The top-line agreement number is useful, but we also wanted to understand where disagreements concentrate. Not all mismatches mean the same thing. If one moderator disagrees with AiMod far more often than their peers, that's probably a calibration issue on the moderator side, not a model problem. If mismatches cluster around a specific policy area, the model likely needs attention there. We added filtering by moderator and policy category so these patterns show up fast.
We also track pending decisions, meaning accounts that received a decision recommendation but haven't been reviewed yet. Pending volume on its own is really just a capacity metric. But combined with agreement trends, it tells you more. If agreement is dropping at the same time the backlog is growing, you've got two problems feeding each other: the model is making worse decisions and the queue is getting longer. On the flip side, if agreement is high and there's no pending backlog, the system is in a healthy state.
Simulation
The second tab is for threshold simulation. Most teams pick a confidence threshold at launch and don't touch it again. But the right threshold depends on how much moderator capacity you have, how much risk you're comfortable with, and how the model's confidence distribution looks right now. All of those things change over time. We wanted a way to explore "what if" scenarios without touching anything in production.
The simulation lets you set new thresholds and immediately see the tradeoffs: what percentage of decisions would be auto-actioned, and what precision and recall would look like at that cutoff. There's no single "correct" threshold. The point is to make the tradeoffs visible so teams can choose deliberately instead of guessing.

What We're Learning
A few things we've noticed from using this internally:
Agreement is a lagging indicator, but it lags a lot less than the alternatives. User complaints and appeals take even longer to surface. Tracking agreement continuously compresses the feedback loop from weeks down to days.
The mismatch patterns often tell you more than the agreement number by itself. A 90% agreement rate sounds fine, but if that remaining 10% is concentrated in one policy area or around one moderator, you've found something you can actually act on. The filtering is what makes this useful.

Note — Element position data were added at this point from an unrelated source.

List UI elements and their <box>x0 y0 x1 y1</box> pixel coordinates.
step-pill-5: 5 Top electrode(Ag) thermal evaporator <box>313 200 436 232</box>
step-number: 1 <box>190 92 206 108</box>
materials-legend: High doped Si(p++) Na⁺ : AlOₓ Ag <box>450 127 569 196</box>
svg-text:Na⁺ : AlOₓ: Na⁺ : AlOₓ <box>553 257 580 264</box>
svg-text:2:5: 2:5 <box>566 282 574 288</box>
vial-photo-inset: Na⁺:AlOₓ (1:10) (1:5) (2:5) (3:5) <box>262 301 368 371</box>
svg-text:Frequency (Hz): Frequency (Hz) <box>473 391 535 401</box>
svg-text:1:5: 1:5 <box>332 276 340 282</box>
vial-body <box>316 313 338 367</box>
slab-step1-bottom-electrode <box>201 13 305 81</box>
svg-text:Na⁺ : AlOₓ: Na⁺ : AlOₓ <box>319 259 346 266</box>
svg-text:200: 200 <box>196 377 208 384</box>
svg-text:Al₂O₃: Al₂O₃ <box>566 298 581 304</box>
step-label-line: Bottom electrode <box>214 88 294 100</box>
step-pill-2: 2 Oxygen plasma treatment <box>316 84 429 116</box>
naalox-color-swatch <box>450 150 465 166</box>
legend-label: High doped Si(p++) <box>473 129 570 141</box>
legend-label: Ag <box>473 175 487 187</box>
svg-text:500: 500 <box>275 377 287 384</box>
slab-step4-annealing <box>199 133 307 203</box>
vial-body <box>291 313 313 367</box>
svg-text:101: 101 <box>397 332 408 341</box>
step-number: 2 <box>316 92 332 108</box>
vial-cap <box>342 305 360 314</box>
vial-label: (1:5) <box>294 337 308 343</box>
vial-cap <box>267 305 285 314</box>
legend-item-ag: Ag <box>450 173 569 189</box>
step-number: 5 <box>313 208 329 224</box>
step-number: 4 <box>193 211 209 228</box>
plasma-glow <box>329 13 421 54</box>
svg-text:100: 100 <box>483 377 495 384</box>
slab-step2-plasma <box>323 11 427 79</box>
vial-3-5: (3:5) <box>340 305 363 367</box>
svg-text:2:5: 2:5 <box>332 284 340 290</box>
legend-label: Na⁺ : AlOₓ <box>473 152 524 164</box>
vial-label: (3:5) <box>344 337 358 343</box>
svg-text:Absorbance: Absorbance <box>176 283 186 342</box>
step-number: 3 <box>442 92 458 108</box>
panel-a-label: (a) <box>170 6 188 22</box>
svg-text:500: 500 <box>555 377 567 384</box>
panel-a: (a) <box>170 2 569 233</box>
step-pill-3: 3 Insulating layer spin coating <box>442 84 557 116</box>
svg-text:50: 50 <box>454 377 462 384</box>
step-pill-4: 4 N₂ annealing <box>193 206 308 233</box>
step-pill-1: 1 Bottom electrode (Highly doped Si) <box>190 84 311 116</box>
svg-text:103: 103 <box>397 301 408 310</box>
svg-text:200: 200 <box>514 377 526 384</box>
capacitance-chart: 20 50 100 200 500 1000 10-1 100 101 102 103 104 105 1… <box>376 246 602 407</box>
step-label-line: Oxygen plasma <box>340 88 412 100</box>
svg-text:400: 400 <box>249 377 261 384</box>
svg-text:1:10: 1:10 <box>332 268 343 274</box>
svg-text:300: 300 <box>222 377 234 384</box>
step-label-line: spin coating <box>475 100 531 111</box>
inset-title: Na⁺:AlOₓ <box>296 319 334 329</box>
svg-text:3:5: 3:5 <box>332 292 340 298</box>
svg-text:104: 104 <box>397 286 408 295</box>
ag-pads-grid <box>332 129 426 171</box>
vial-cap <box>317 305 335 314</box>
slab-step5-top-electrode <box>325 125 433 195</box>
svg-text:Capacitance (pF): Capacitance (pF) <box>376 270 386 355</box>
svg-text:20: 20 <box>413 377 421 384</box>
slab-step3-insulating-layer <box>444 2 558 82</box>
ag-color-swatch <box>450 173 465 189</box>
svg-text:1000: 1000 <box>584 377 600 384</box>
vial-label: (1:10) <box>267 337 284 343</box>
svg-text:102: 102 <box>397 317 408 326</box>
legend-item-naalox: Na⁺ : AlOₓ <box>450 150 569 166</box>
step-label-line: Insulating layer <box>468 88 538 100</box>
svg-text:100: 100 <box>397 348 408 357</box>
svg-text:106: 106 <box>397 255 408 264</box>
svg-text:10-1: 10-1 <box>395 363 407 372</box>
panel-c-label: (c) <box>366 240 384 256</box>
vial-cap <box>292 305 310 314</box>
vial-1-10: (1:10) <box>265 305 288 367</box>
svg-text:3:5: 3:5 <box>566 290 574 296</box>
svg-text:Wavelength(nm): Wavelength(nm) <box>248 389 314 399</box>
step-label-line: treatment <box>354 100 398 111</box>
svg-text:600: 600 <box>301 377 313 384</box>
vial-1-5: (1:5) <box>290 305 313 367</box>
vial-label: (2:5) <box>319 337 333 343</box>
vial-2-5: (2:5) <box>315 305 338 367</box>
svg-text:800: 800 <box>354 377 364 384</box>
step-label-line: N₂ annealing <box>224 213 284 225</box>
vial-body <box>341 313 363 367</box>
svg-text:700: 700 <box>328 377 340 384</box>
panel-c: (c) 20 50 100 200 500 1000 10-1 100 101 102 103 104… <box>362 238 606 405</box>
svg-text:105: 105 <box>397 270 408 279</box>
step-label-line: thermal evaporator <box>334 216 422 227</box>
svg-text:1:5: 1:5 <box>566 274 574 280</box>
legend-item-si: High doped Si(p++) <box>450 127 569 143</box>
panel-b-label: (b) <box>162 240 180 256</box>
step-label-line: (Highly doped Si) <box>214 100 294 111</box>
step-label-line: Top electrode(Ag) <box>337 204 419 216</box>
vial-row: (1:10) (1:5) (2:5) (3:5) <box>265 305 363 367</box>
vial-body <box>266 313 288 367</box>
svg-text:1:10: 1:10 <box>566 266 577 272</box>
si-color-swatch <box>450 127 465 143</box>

Threshold simulation has changed how teams talk about tradeoffs. Instead of abstract back-and-forth about precision vs. recall, you can show exactly what happens at different cutoffs using real data. It moves conversations away from opinion and toward evidence.
Next Steps
We're continuing to explore how agreement observability can support AiMod in production. Some open questions we're thinking about:
- How do agreement patterns differ across policy areas, and can we use that to prioritize where we improve the model first?
- What's the right cadence for threshold review? Should it be continuous monitoring, or are periodic check-ins enough?
- Can we catch drift earlier by watching confidence distributions alongside agreement?
We hope this gives a useful picture of how we're approaching production monitoring for AI moderation. We'd love to hear what you think.